Le film est actuellement disponible en bonus du DVD Pieta :
Notre avis : On peut craindre que pour réaliser un film tout seul, sans l’aide de (presque) personne, il faille être doté d’un caractère extrêmement solitaire, ou bien extrêmement mégalomane. Et c’est la question qui traverse constamment le spectateur à la vision du très déroutant Arirang, écrit-tourné-monté par Kim Ki-Duk, et qui inaugure pourrait-on dire un nouveau genre, celui du "film d’ermite". Après l’ère de la caméra vidéo qui tenait dans la main, voici celle de l’appareil photo convertible en caméra de cinéma ; armé de son 5D, le cinéaste filme son environnement immédiat, son quotidien, lui-même bien sûr, et ces autres parties de lui-même qu’il semble découvrir (son ombre, son double ivre, etc.). On assiste au résultat d’une transformation : l’ex-star montante du cinéma coréen est devenu un ivrogne bouffi, en jogging, les cheveux sales et la bouche pâteuse. Le début du film est par là même d’une austérité perturbante : on pénètre lentement - et en abolissant progressivement ses propres doutes - dans la compréhension de ce dispositif autocentré, dont le centre névralgique devient la petite tente que Kim Ki-Duk a installé à l’intérieur de sa cabane, faute de chauffage suffisant, et qui lui tient lieu à la fois de lieu de couchage et de salle de montage. Une fois le premier quart d’heure passé, il n’est plus permis de douter : les seuls personnages auxquels nous aurons droit seront bien le réalisateur et son chat. Où l’on découvre aussi que Kim Ki-Duk est un bricoleur de génie - il nous montre avec une naïveté bien feinte la cafetière à expresso et les différents outils dont il est l’inventeur.

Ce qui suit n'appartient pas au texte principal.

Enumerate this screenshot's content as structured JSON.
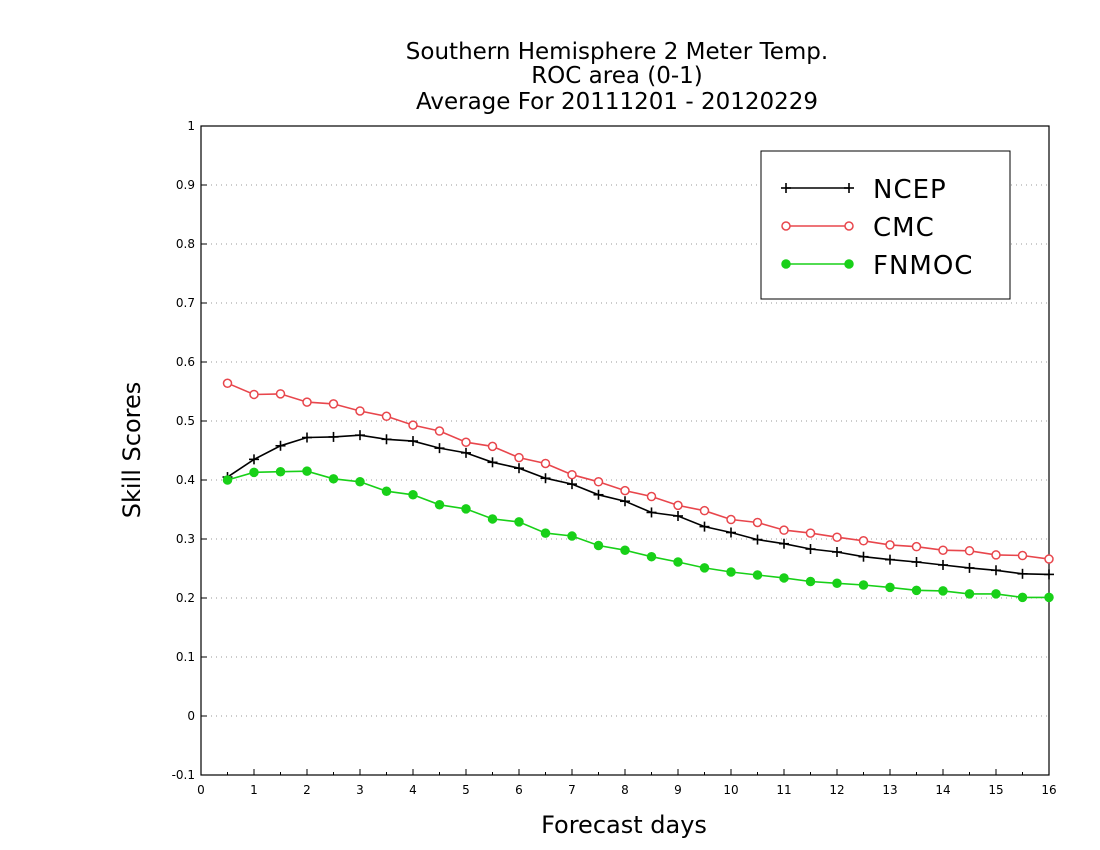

Une idée prometteuse donc, et qui relève du défi : comment faire un film de cinéma qui reprenne les outils dont font montre quotidiennement des milliers d’usagers de YouTube ? Et c’est là que le bât blesse pour Arirang ; car si certains plans relèvent bien d’une intuition cinématographique, tissant comme une sorte d’autodocumentaire, le film dans sa continuité tourne rapidement en rond. Inlassablement, Kim Ki-Duk mange (des nouilles, de préférence), Kim Ki-Duk boit (et abuse de la boisson), Kim Ki-Duk marche dans la neige (et en ressort les pieds minés par les crevasses), Kim Ki-Duk part se coucher, et surtout Kim Ki-Duk se plaint. "Arirang" est le titre d’une chanson traditionnelle coréenne en forme de complainte amoureuse et de nostalgie d’un pays perdu ; on l’entend à l’envi dans le film, interprétée en larmes par le cinéaste qui pleure sa patrie perdue de cinéma. Tout le long, le réalisateur s’explique et nous explique son abandon du cinéma traditionnel, suite - entre autres circonstances - à un accident presque fatal survenu sur le plateau de Dream. S’ajoutent à cela sa déception vis-à-vis du système, les différentes "trahisons" de ses ex-collaborateurs, cet effet boule de neige résultant en un syndrome de la page blanche et une dépression qui lui étaient jusque-là inconnues. La caméra d’Arirang est donc comme un exutoire, un outil de psychanalyse pour le cinéaste... Soit. Pourtant, le problème tient à ce que ce déversement de plaintes n’apporte en réalité pas grand-chose au cinéma lui-même, tant dans ce que Kim Ki-Duk peut relater de sa propre expérience de cinéma que dans l’autocomplaisance difficilement supportable qu’il exprime à chaque plan du film. On est tenté, plus d’une fois, de croire au second degré (et difficile de penser qu’il n’y a pas d’humour lorsque le réalisateur se fait interviewer par son ombre), mais au moment où le montage fait entrer en jeu une séquence d’un des films de Kim Ki-Duk (au visionnage de laquelle celui-ci hurle de douleur), suivie par une galerie de photos du cinéaste en action, il y a bien là délit de mégalomanie sévère. Une expérience peut-être intéressante pour un court-métrage ; sur 1h40 de film, l’ensemble (monté à la hache, mal mixé et trop fort) devient pénible à regarder. "Les festivals me manquent", interpelle Kim Ki-Duk, comme un message au monde cinématographique. Le jury d’Un certain regard l’aura écouté... Libre aux autres de se faire leur propre avis.